Reading Lethem, I am always on the lookout for which influences he is manipulating. There is certainly horror here, of the Shirley Jackson variety – Alexander keeps a stone paving cube which he has dabbed with his own blood into a die – but with a glance at the films of David Cronenberg. The diffidence of Alexander, his wilful abnegation, reminded me of Bohumil Hrabal; the queasy intersection of illness and sexuality was like a neon-lit version of Thomas Mann’s Death in Venice. At one point I scribbled in the margin “Henry James???” – old money vs new money, Europe vs America, the masks we wear in the company of others and the masks we wear alone – and was immensely gratified when, on page 177, one character says “Sounds like Henry James”. This being Lethem, we get references to Marvel’s Ghost Rider and DC’s Deadman, as well as anarchism via Prince Kropotkin, Samuel Beckett and The Big Lebowski. Oh, and did I forget to mention possible telepathy?
Lethem can fire out ideas and images like no-one else, but that would mean little except for the glorious timbre of the prose itself. Take this for example: “The office was worse than ill-furnished and generic. It was like something an unmarried super might throw together at the back of a boiler room, a refuge whose walls investigators would later pry apart in search of hidden bodies.” There is, I think, a structure to the novel based on the language of backgammon itself: doubles, runners, a blot, bearing off; that it features exponential sections – one, two, four, eight, etc – ending gammon and backgammon hints there may be even deeper delights for another reading.
Elegance of word and thought still needs heart and purpose. In all its pyrotechnics, Lethem never loses humanity; not even for the least likeable and duplicitous characters. There are moments of genuine, inexplicable tenderness as well as the sarcasm, venality and schadenfreude that swirl around the book.

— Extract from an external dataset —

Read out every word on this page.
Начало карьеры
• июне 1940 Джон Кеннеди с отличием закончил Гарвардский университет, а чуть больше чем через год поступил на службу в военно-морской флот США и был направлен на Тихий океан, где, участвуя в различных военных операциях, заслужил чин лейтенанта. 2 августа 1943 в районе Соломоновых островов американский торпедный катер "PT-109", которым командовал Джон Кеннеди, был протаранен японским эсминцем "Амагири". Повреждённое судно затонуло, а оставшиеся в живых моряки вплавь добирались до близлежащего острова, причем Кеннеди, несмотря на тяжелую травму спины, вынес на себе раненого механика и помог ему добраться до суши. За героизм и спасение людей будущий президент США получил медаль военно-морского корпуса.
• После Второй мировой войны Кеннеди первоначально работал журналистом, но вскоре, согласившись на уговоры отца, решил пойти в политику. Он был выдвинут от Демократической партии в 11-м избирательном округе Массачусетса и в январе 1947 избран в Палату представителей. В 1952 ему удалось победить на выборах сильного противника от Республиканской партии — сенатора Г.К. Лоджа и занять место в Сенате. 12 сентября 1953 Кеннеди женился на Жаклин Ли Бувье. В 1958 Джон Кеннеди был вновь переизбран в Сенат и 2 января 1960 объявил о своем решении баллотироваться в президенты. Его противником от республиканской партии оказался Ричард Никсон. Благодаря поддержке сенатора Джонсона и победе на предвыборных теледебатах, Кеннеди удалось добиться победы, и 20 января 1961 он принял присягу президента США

I suspect many reviewers will draw parallels between Stolarsky, thin-skinned and belligerent as he is, and certain political figures, especially as his office is described as “the nullification of Europe”. That would, I think, be gauche; and Lethem is subtle. It is about how such situations arose. It also shows, importantly, that the genre best equipped to speak truthfully about the world we are in is not a flat-footed and sententious realism, but unrealism. It is an accurate reflection of the bizarre and a sharp rebuke to its simplicity.